To the Editor:
When it comes to the Town Of Woodbury’s regulation of signs, including signs defined in the regulations as “Political Signs”, much has been said but little has been agreed.
The Woodbury Zoning Commission (WZC) has been bombarded over the past couple of years with allegations that Political Sign regulations violate both state and federal constitutions as these apply to free speech. The WZC itself still appears to be split on the issue, despite our own attorney’s attendance before us and his diplomatic but firm assurance that while the existing 7.5.10 regulation would likely be unconstitutional (for reasons of discrimination, NOT free speech) the suggested wording rejected by the commission on two occasions is not unconstitutional by any clear test.

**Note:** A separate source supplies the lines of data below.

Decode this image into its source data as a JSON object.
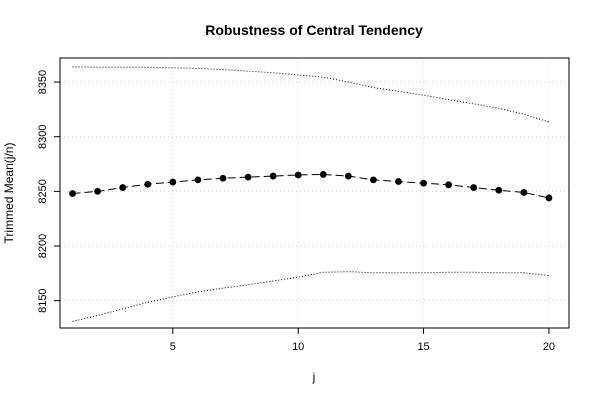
{
  "chart_data": {
    "type": "line",
    "title": "Robustness of Central Tendency",
    "xlabel": "j",
    "ylabel": "Trimmed Mean(j/n)",
    "xlim": [
      0.5,
      20.8
    ],
    "ylim": [
      8125,
      8372
    ],
    "xticks": [
      5,
      10,
      15,
      20
    ],
    "yticks": [
      8150,
      8200,
      8250,
      8300,
      8350
    ],
    "grid": true,
    "x": [
      1,
      2,
      3,
      4,
      5,
      6,
      7,
      8,
      9,
      10,
      11,
      12,
      13,
      14,
      15,
      16,
      17,
      18,
      19,
      20
    ],
    "series": [
      {
        "style": "dashed-with-points",
        "values": [
          8248,
          8250,
          8253.5,
          8256.5,
          8258.5,
          8260.5,
          8262,
          8263,
          8264,
          8265,
          8265.5,
          8264,
          8260.5,
          8259,
          8257.5,
          8256,
          8253.5,
          8251,
          8249,
          8244
        ]
      },
      {
        "style": "dotted",
        "values": [
          8364,
          8363.5,
          8363.5,
          8363.5,
          8363,
          8362.5,
          8361.5,
          8360,
          8358.5,
          8356.5,
          8354.5,
          8350,
          8345,
          8341.5,
          8338,
          8334,
          8330,
          8326,
          8320.5,
          8313.5
        ]
      },
      {
        "style": "dotted",
        "values": [
          8131,
          8136.5,
          8142.5,
          8148.5,
          8153.5,
          8158,
          8161.5,
          8164.5,
          8168,
          8171.5,
          8176,
          8176.5,
          8175.5,
          8175.5,
          8175.5,
          8176,
          8176,
          8175.5,
          8175.5,
          8173
        ]
      }
    ]
  }
}
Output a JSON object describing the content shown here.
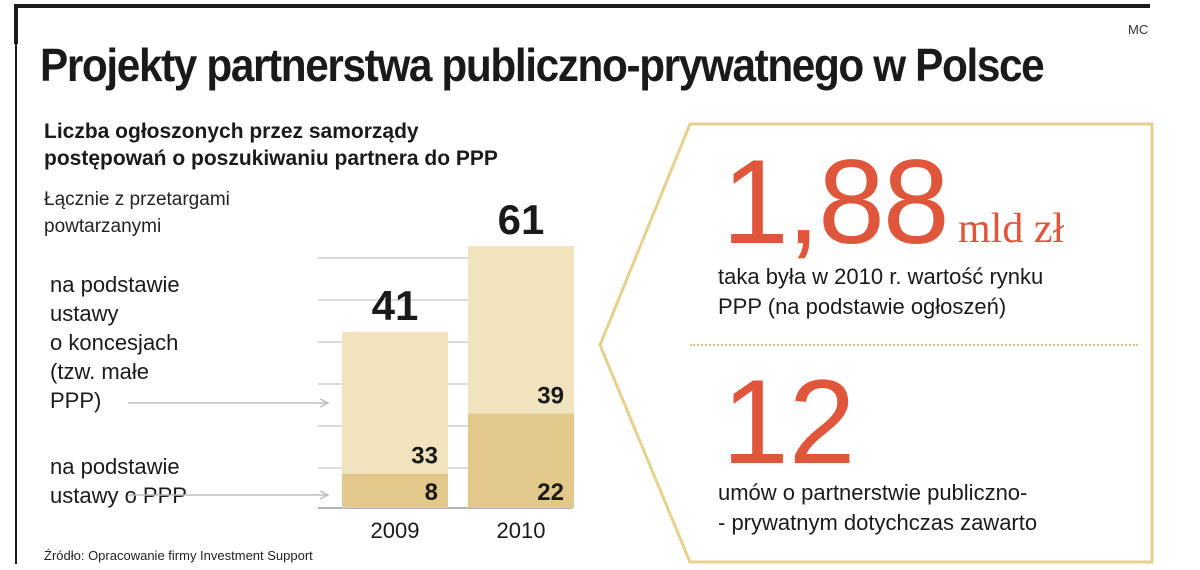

At the WCZ regular meeting September 11th, an attorney who has appeared before us on other occasions concerning the same subject responded to questions from Alternate Murphy and me, about case law in Connecticut pertaining to signs and free speech. Her response was that the Sec 5 of the Connecticut Constitution states that, “No law shall ever be passed to curtail or restrain the liberty of speech or of the press”, and absent any guiding case law on the subject only a plain wording interpretation of this section is applicable to the Woodbury regulations.
However there appears that case law very prominently exists and I would like to bring it to the attention of all parties. In Groton Long Point, Donna Kroll placed a twenty square foot piece of plywood with the words “Who asked the Deer?” to protest a proposed ordinance allowing deer hunting. ZEO Steere proceeded to enforce the regulation allowing only one sign of no larger than one square foot. In Kroll v Steere the Connecticut Superior Court found that the regulation and its enforcement was not a violation of Kroll’s First Amendment rights.
Upon appeal, the Connecticut Appellate Court ruled unequivocally that a zoning regulation which referred to the size of sign and “...makes no attempt to regulate the content of residential signs" therefore "… did not infringe on the plaintiff’s constitutional right of freedom of speech”.
Thus, while I am not a lawyer, it appears the prevailing Connecticut case law on the subject (1) follows the US Supreme Court decisions and (2) found that the size of signs, even political signs, can be regulated by a town, under the US Constitution, the Connecticut Constitution and the laws of the State of Connecticut.
That’s not to say that the current regulation governing political signs is well drafted. To the contrary, I have advocated changes to the size limitation (as being unfairly too small) and the language that may be construed as discriminatory, contained in the amendment to this regulation that our attorneys help us to write but that the WZC rejected last fall. I continue to believe that this is a better approach to addressing the valid claims of some and also in the best interests of the Town than repeal, by far.
As a personal aside I am disappointed that it appears that an attorney, weighing in several times to a municipal Zoning Commission struggling to do the right thing, in a dispute over enforcement would either not know of or deny the existence of a ruling which quite clearly and in very similar factual circumstance, appears to hold against the very position she advocates.
Martin Overton, Chairman, Woodbury Zoning Commission
Editor's Note: Letter writer Martin Overton stated in an e-mail that the opinions expressed in his letter are his alone and not that of the Zoning Commission.